15/04/2016 - 18:43
O avanço das tecnologias e o poder de escala de grandes companhias fizeram com que algumas profissões, outrora fundamentais, fossem descartadas ou deixadas de lado. Datilógrafos e ascensoristas, por exemplo, já não se encontram mais. Por conta do crescimento das grandes grifes, tudo indicava que o serviço de alfaiate poderia seguir caminho semelhante. Não aconteceu. Atualmente, homens bem-sucedidos e preocupados com a aparência procuram os cobiçados profissionais e chegam a pagar até R$ 70 mil em um costume, que contempla calça, paletó e colete.
E eles não se importam em esperar meses para poder levar a roupa. “Para o meu público não existe crise”, diz Alexandre Won, dono de um ateliê que leva o seu nome e que recebe até 50 pedidos por mês. “Enxerguei uma grande oportunidade neste setor.” Na infância, Won assistia sua mãe produzir roupas sob medidas para clientes e a própria família. A figura materna foi a grande inspiração e a responsável por ensiná-lo a dar as primeiras agulhadas. Com um lado artístico vindo de berço, o agora alfaiate não conseguiu seguir na carreira de advogado.
Formou-se pela PUC-SP em direito, passou no exame da OAB e chegou a trabalhar em escritórios de advocacia. Seus problemas, no entanto, se iniciaram logo na hora de se arrumar para o trabalho. “Contratava alfaiates, mas os ternos chegavam a voltar para oito ajustes”, diz Won, atualmente com 34 anos. “Até o momento em que o profissional se recusava a alterar a peça por dizer que se tratava de frescura da minha parte.” Foi aí que o então advogado enxergou a oportunidade. Hoje, Won, que dispõe de 15 funcionários em seu ateliê em São Paulo, atende celebridades do porte do publicitário e apresentador Roberto Justus e do jogador de futebol Kaká. O preço inicial para se ter um costume assinado por ele é de R$ 6,9 mil.

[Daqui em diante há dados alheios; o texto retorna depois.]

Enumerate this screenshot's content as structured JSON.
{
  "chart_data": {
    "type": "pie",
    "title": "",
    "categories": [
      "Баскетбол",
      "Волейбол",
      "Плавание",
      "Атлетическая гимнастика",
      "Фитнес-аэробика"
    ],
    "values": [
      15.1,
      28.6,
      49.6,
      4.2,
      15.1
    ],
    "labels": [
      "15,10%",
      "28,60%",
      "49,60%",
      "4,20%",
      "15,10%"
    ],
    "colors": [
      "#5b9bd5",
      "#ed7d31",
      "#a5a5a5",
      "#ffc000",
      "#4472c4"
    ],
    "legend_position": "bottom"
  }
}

Won é um dos expoentes da nova alfaiataria brasileira. Quem diz isso é o presidente da Associação dos Alfaiates e Camiseiros do Estado de São Paulo (AACESP), Felipe Jarnallo. Atualmente, de acordo com Jarnallo, o importante não é só o perfeccionismo na confecção, mas também o tratamento e a parceria com o cliente. “Eles não precisam se preocupar apenas em costurar, pois têm uma equipe para isso”, diz. “Nos novos tempos, o alfaiate também é um consultor de estilo.” Preocupado com esse nicho, o próprio Won conta com a ajuda da sócia Ana de Sá, responsável por atender os clientes preocupados com detalhes para compor o visual, como acessórios e até penteados.

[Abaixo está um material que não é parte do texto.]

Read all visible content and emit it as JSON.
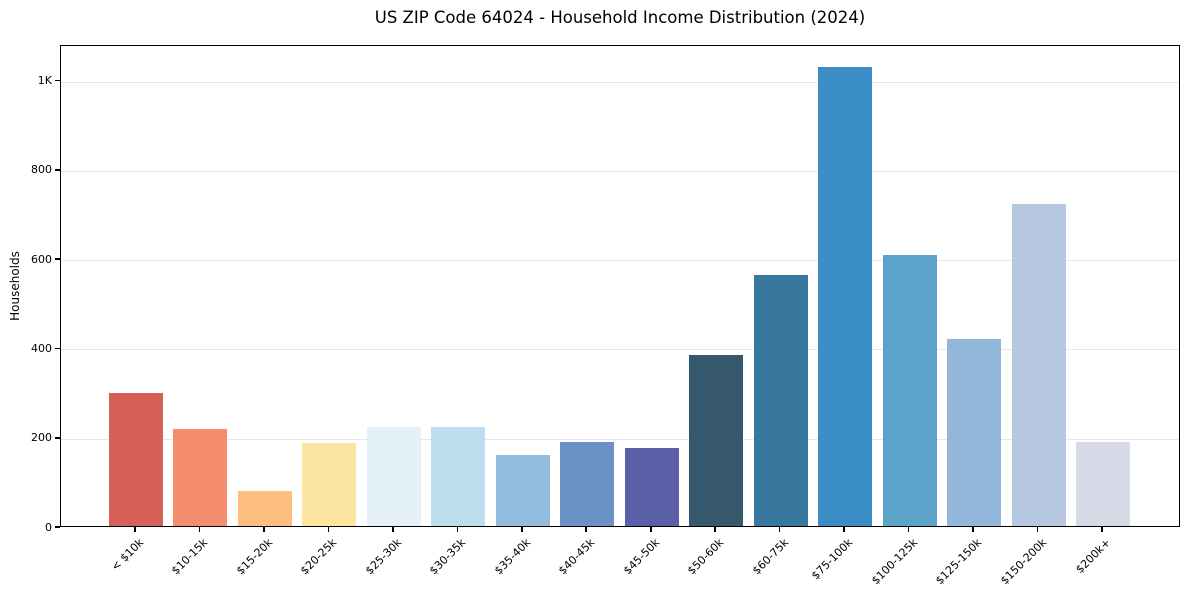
{
  "chart_data": {
    "type": "bar",
    "title": "US ZIP Code 64024 - Household Income Distribution (2024)",
    "xlabel": "",
    "ylabel": "Households",
    "categories": [
      "< $10k",
      "$10-15k",
      "$15-20k",
      "$20-25k",
      "$25-30k",
      "$30-35k",
      "$35-40k",
      "$40-45k",
      "$45-50k",
      "$50-60k",
      "$60-75k",
      "$75-100k",
      "$100-125k",
      "$125-150k",
      "$150-200k",
      "$200k+"
    ],
    "values": [
      298,
      218,
      78,
      186,
      222,
      222,
      160,
      189,
      175,
      383,
      562,
      1028,
      607,
      420,
      722,
      188
    ],
    "bar_colors": [
      "#d65f57",
      "#f48c6e",
      "#fdbe7e",
      "#fce4a1",
      "#e4f1f7",
      "#bddeec",
      "#92bcdd",
      "#6a92c5",
      "#5a5fa8",
      "#36596e",
      "#38789f",
      "#3a8ec5",
      "#5ba3c9",
      "#92b7da",
      "#b5c8e0",
      "#d6d9e6"
    ],
    "ylim": [
      0,
      1080
    ],
    "yticks": [
      0,
      200,
      400,
      600,
      800,
      1000
    ],
    "ytick_labels": [
      "0",
      "200",
      "400",
      "600",
      "800",
      "1K"
    ],
    "grid": "horizontal",
    "legend": "none",
    "background_color": "#ffffff",
    "axis_color": "#000000",
    "gridline_color": "#e7e8ec"
  }
}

O atendimento, inclusive, é feito por aplicativos como o WhatsApp. A tecnologia também é aliada de outros profissionais. É o caso do paulistano João Camargo, dono da Camargo Alfaiataria. A sua fábrica em São Paulo possui 70 funcionários, que se revezam nas máquinas para criar ternos sob medida e semiprontos. A capacidade de produção da grife de um bolso do paletó, por exemplo, passou três por hora, quando feito artesanalmente, para mais de dois mil por dia. “Quebramos essa barreira de que só o que era feito à mão era de qualidade”, diz Camargo. “Hoje, a praticidade conta”
Atualmente, Camargo leva até 45 dias para produzir ternos sob medida, que começam em R$ 7 mil. Mesmo não acompanhando todo o processo, ele garante estar em ao menos uma prova de todos os clientes da sua boutique. Com essa proximidade, o faturamento da empresa aumentou 23% no ano passado. “O ofício de alfaiate se perdeu na década de 1980. E era o único lugar que o homem se sentia à vontade para comprar roupa”, diz Camargo. Um dos responsáveis por esse movimento de volta dos alfaiates atende pelo nome de Ricardo Almeida.
Foi Almeida que, por exemplo, remodelou o ex-metalúrgico Lula para a disputa presidencial de 2002, ano em que foi eleito. O estilista foi responsável por vestir Lula até o fim do seu mandato, em 2010. “É um mercado que nunca vai acabar”, diz Almeida, sem entrar no mérito das deselegâncias políticas atuais. Hoje, para se ter um terno feito por ele, o comprador precisa desembolsar R$ 15 mil. “A alfaiataria brasileira é muito respeitada no mundo inteiro”, diz ele, que comemora a alta do dólar. “O número de pedidos de estrangeiros só cresce.”